Macroeconomic Factors and Upcoming Catalysts The market’s cautious tone was influenced by several macroeconomic factors, chief among them the latest inflation data. Kenya’s year-on-year inflation rate for May stood at 5.1%, slightly below the CBK’s upper target range of 7.5%. While this provided some relief, investors remained wary of potential upside risks, particularly from global oil prices. Kenya imports nearly all its fuel, and crude oil prices have hovered above $85 per barrel in recent weeks. A sustained increase in oil prices could reignite inflationary pressures, complicating the CBK’s monetary policy stance. The central bank’s next rate-setting meeting, scheduled for later this month, will be closely scrutinized for any signals of a shift in policy.

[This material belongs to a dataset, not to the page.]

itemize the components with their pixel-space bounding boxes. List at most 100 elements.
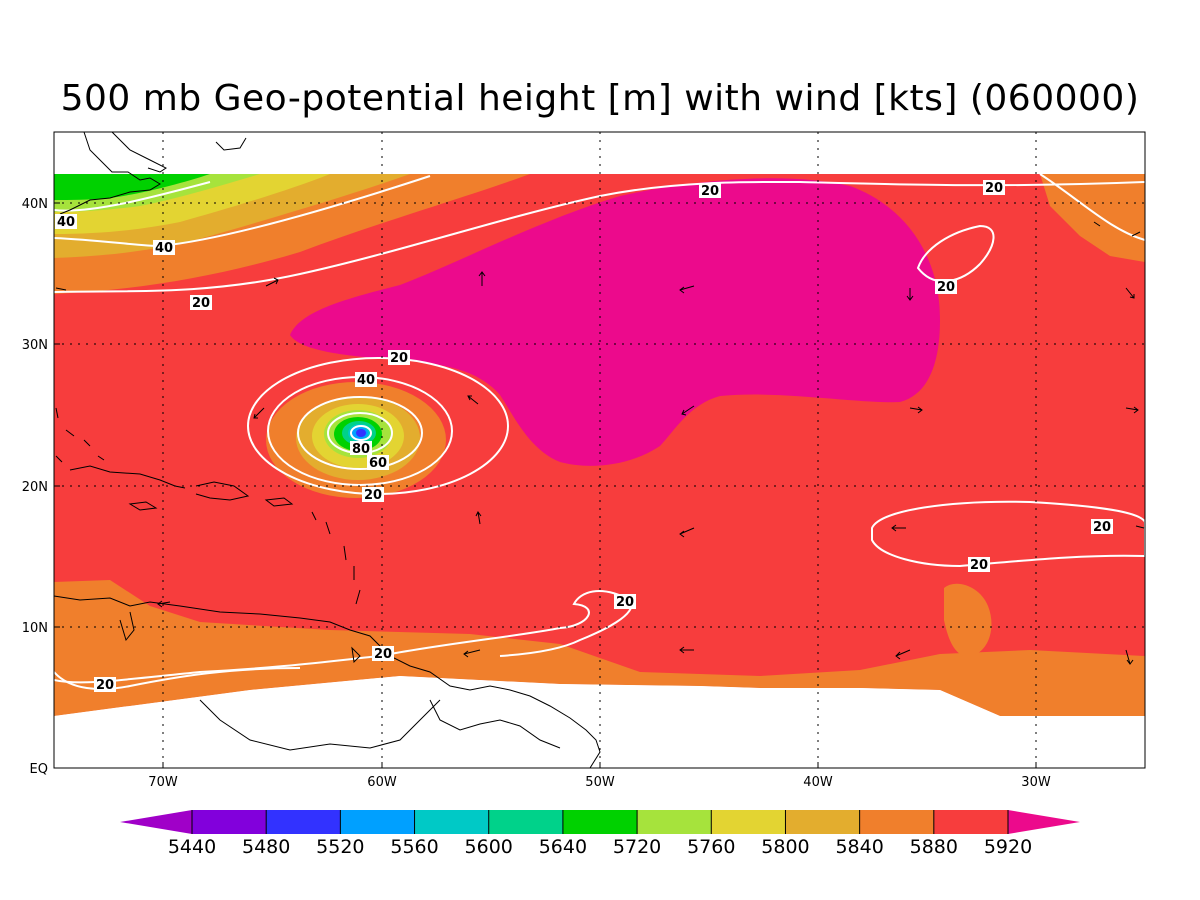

The most immediate catalyst for the market will be the Treasury’s mid-year budget review, set to be delivered on June 12. Analysts anticipate that the government will signal a slower pace of domestic borrowing, which could ease upward pressure on bond yields and provide a tailwind for equities. However, the budget statement will also need to address concerns about fiscal sustainability, particularly given the country’s high debt levels. Any indication of increased taxation or reduced spending on infrastructure projects could dampen investor sentiment, particularly in sectors reliant on government contracts.

Corporate earnings will also play a critical role in shaping market direction in the coming weeks. Several listed companies, including Bamburi Cement and Kenya Power, are scheduled to release their half-year results. Early indications suggest that firms in the construction and utilities sectors may struggle to meet consensus estimates, given the slowdown in public infrastructure spending. On the other hand, financial institutions and insurance companies could deliver positive surprises if loan growth remains robust. The performance of these sectors will provide valuable insights into the health of the broader economy and could influence investor positioning in the second half of the year.

Investor Sentiment and Market Outlook For now, the NSE appears to be in a holding pattern, with neither bulls nor bears exerting dominant control. The absence of fresh foreign inflows has left local institutional investors as the primary drivers of market activity, and their positioning remains defensive. This is reflected in the elevated demand for fixed-income securities, as pension funds and other large investors seek to lock in yields amid uncertainty. Equities, meanwhile, are trading within a narrow range, with valuations appearing fair but not compelling enough to attract significant new capital.

The market’s near-term trajectory will likely hinge on three key factors: the outcome of the Treasury’s budget review, the CBK’s monetary policy decisions, and the trajectory of global oil prices. If the government delivers a credible fiscal plan and the CBK maintains its dovish stance, equities could find support, particularly in rate-sensitive sectors like financials. However, any signs of fiscal slippage or a resurgence in inflation could trigger a risk-off sentiment, leading to further outflows from equities and higher bond yields.

In the absence of clear catalysts, range-bound trading is expected to persist. Investors are advised to focus on high-quality stocks with strong fundamentals, particularly in sectors that are less sensitive to macroeconomic volatility. Defensive plays, such as utilities and select consumer staples, may offer relative stability, while cyclical sectors like construction and industrials could face continued pressure until there is a material improvement in economic data. As always, diversification and a long-term perspective remain critical in navigating the current market environment.

Informational only, not investment advice.